Cohen (PI) and HDFS Associate Professor Caitlin Lombardi (Co-I) recently received a $10 million grant from the Connecticut Office of Early Childhood (OEC) to launch the Early Years program. The project seeks to study how Connecticut’s early childhood programs can better support children’s school readiness and family well-being starting in the earliest years of development. Specifically, they are providing community childcare settings with “family consultants,” trained individuals who can work with families to help them meet their unique needs and connect them to appropriate services. Lombardi is a co-investigator on the project.
“Childcare settings are an underutilized setting to reach families with the youngest children,” says Cohen. “Families have trusting relationships with their children’s childcare providers, and this is a perfect way to reach working families who need some support, including knowledge of child development and parenting strategies as well as broader services like housing, education, health and mental health services.”
By embedding professional family consultants in care settings, Lombardi and Cohen hope that families will be able to access more social, emotional, and financial support.

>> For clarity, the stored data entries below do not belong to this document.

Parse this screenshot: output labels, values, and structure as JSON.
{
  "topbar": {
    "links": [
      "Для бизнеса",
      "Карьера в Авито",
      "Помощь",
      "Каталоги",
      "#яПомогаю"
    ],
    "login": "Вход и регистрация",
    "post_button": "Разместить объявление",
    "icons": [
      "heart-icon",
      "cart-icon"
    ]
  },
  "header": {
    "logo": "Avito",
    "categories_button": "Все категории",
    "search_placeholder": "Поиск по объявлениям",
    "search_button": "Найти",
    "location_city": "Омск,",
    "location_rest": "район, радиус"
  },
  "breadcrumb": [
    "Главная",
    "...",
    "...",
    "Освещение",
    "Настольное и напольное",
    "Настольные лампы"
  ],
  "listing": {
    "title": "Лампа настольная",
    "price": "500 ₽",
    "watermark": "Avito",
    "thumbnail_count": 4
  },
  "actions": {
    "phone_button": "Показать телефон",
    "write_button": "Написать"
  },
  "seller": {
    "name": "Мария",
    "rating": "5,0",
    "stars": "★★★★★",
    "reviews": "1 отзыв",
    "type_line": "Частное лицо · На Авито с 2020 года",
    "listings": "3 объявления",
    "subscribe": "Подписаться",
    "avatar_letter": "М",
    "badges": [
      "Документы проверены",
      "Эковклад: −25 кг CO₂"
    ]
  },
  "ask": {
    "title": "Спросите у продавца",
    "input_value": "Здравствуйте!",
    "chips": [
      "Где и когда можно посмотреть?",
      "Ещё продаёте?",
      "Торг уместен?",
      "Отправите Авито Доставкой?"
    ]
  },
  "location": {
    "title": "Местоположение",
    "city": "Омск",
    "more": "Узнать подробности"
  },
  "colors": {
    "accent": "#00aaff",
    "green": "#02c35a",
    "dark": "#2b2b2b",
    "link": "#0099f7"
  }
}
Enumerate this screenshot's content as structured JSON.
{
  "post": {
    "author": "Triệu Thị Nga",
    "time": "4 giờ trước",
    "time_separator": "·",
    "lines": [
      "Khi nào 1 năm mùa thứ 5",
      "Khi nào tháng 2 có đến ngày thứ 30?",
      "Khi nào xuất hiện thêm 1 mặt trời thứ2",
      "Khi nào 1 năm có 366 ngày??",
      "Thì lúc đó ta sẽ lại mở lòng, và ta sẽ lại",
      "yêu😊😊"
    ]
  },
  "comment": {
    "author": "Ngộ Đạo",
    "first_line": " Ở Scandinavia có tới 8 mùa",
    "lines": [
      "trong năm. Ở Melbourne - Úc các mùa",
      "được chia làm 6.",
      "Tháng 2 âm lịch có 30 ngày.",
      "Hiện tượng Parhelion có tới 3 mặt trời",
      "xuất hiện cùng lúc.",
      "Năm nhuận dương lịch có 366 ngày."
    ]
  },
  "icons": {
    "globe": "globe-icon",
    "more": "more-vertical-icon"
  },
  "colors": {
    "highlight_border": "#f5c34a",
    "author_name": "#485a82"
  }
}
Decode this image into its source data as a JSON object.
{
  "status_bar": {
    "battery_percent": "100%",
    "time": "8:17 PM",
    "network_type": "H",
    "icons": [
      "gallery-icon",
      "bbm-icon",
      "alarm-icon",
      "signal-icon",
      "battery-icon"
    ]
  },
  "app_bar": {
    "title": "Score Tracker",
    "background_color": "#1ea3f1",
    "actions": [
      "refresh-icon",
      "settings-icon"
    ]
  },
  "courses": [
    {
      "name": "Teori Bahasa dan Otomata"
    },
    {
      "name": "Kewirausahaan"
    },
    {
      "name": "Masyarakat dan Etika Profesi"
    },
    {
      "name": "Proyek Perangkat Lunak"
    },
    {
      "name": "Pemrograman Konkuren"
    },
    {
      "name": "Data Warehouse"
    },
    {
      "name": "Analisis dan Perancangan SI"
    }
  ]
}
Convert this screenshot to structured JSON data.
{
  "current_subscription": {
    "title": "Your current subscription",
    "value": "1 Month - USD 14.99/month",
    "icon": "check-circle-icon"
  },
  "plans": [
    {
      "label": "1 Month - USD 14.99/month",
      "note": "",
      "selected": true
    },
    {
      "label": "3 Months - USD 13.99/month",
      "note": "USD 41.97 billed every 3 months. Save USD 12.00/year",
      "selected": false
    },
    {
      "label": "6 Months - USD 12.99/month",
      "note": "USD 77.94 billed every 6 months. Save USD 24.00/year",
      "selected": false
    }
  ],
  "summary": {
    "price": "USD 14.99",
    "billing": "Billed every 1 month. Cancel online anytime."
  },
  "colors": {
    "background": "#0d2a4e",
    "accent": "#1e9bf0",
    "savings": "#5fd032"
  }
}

The Early Years Project will focus on low- and mixed-income families in New Haven and Hartford and will bring the expertise of federally funded home visiting programs and community-based childcare settings to enhance these programs’ impact.
OEC has provided funds to early childhood education programs to increase the number of spaces for infants and toddlers. These programs were invited to participate in the CT Early Years program. Half of the programs will be randomly selected to be paired with professional consultants who will work with parents to determine their needs and connect them to appropriate resources while the other half of the programs will continue with business as usual. The UConn team will then follow children and family to see what impacts CT Early Years has on service receipt as well as child and family wellbeing.
While the project focuses on parents, Cohen expects the Early Years program will have a positive effect on children’s emotional well-being and readiness for school.
Cohen joined UConn’s HDFS department in August 2020 and co-directs the Applied Research on Children (ARC) lab at UConn alongside Lombardi. Cohen also serves as the Director of the UConn’s Early Childhood Program and is involved with UConn’s Collaboratory for School and Child Health (CSCH).
She has worked on interdisciplinary initiatives including one funded through the Pritzker Family Foundation that established a consortium of early childhood researchers and practitioners to determine effective services and programs to prepare children for formal schooling and expand equitable access to early childhood education programs. The consortium developed a research agenda that identified services to improve educational experiences, increase family and community engagement in Early Head Start, and bolster family self-sufficiency.
In addition to her research, Cohen has considerable experience working in research and policy roles.
Before her career in academia, Cohen worked for the U.S. Department of Health and Human Services for 11 years where she served as a social science research analyst and coordinator of infant and toddler research.
In these roles, Cohen developed and directed large-scale projects evaluating federal programs, like Early Head Start, to better serve low-income children and their families.